На другой день после одобрения стихов Черубины Лиля Дмитриева, гортанно грассируя, позвонила Маковскому. Голос ее, «немного картавый и затушеванный», голос, каким «разговаривают женщины очень кокетливые, привыкшие нравиться, уверенные в своей неотразимости», молодого художника покорил. Маковский увлекся иноземной красавицей — инфантой, как он, следуя за стихами, ее окрестил, — не на шутку. Он ждал ее писем, звонков и стихов, посылал ей цветы, просил помощи у Волошина, называя его «своим Сирано» и не подозревая, что Волошин был Сирано для обеих сторон.
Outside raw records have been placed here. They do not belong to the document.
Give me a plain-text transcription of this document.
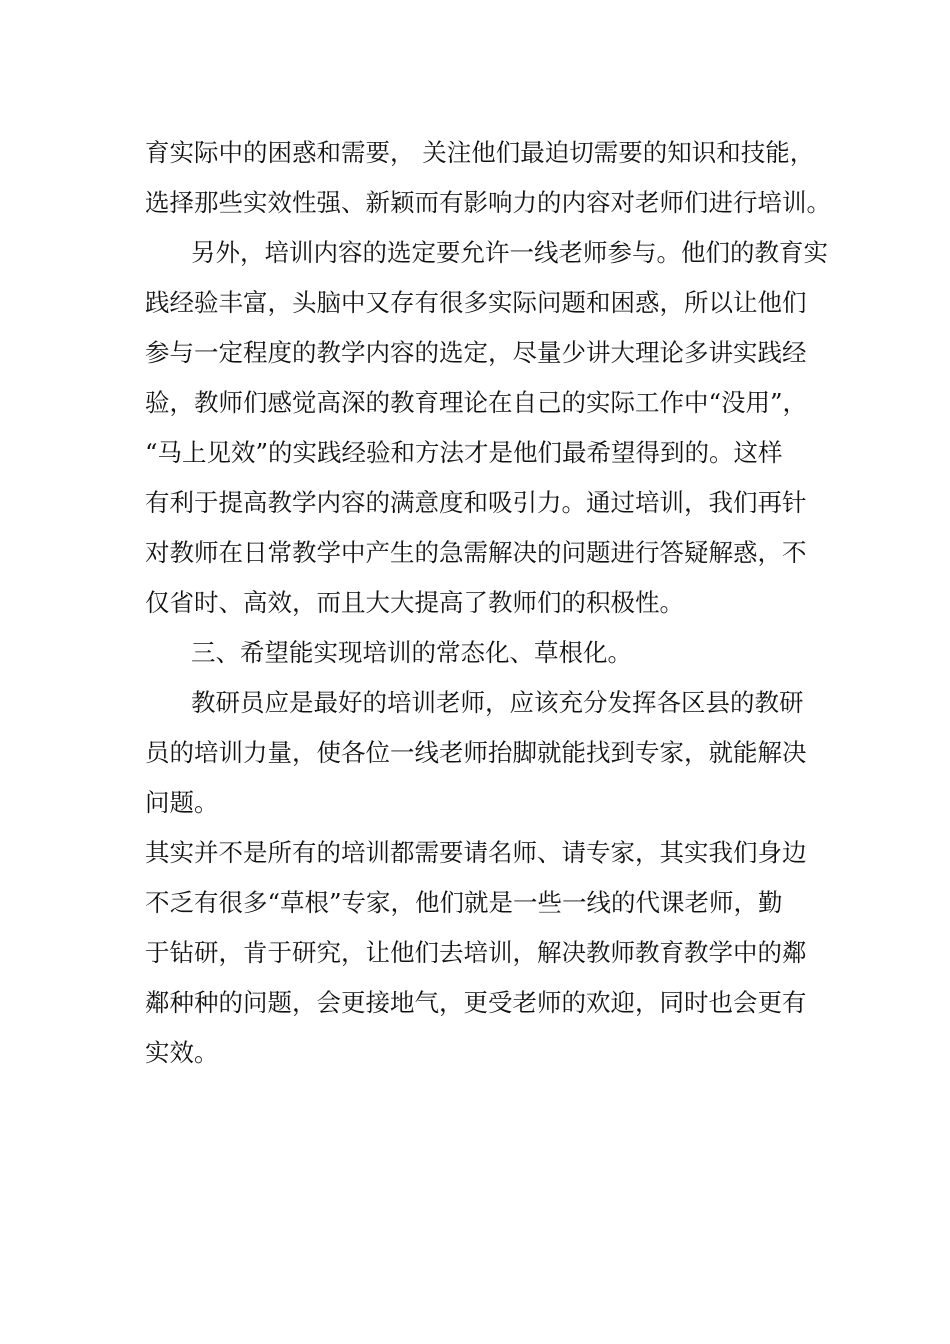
育实际中的困惑和需要， 关注他们最迫切需要的知识和技能，
选择那些实效性强、新颖而有影响力的内容对老师们进行培训。
另外，培训内容的选定要允许一线老师参与。他们的教育实
践经验丰富，头脑中又存有很多实际问题和困惑，所以让他们
参与一定程度的教学内容的选定，尽量少讲大理论多讲实践经
验，教师们感觉高深的教育理论在自己的实际工作中“没用”，
“马上见效”的实践经验和方法才是他们最希望得到的。这样
有利于提高教学内容的满意度和吸引力。通过培训，我们再针
对教师在日常教学中产生的急需解决的问题进行答疑解惑，不
仅省时、高效，而且大大提高了教师们的积极性。
三、希望能实现培训的常态化、草根化。
教研员应是最好的培训老师，应该充分发挥各区县的教研
员的培训力量，使各位一线老师抬脚就能找到专家，就能解决
问题。
其实并不是所有的培训都需要请名师、请专家，其实我们身边
不乏有很多“草根”专家，他们就是一些一线的代课老师，勤
于钻研，肯于研究，让他们去培训，解决教师教育教学中的鄰
鄰种种的问题，会更接地气，更受老师的欢迎，同时也会更有
实效。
Постепенно Маковскому удалось «выпытать у инфанты» кое-какие подробности ее биографии:
…она и впрямь испанка родом, к тому же ревностная католичка: ей всего осьмнадцать лет, воспитывалась в монастыре, с детства немного страдает грудью. Проговорилась она еще о каких-то посольских приемах в особняке «на Островах» и о строжайшем надзоре со стороны отца-деспота (мать давно умерла) и некоего монаха-иезуита, ее исповедника…[80]
Заметим, как виртуозно Макс, разумеется режиссировавший жизнеописание Черубины, отзеркаливает исходную Лилину ситуацию. На самом-то деле ведь давно умер Лилин болевший чахоткой отец; Елизавете Кузьминичне в известной мере был свойствен деспотизм — возможно, она неоднократно высказывалась о необходимости «строжайшего надзора» над дочерью; под личиной монаха-иезуита угадывался сам Волошин… Однако хотя в дальнейшем Маковский и будет говорить в мемуарах, что таинственный облик и «полубиографические признания» инфанты очаровали его больше стихов, все же он отдал дань и собственно лирике Черубины. Мелодика напряженной чувственности, «страстный католицизм», отчетливый испанский колорит, кровавые и мрачные мотивы европейского Средневековья — все это пленило Маковского, все это заставило его говорить о стихах Черубины, и в конце концов в таинственную инфанту с легкой руки главного редактора заочно влюбился весь «Аполлон».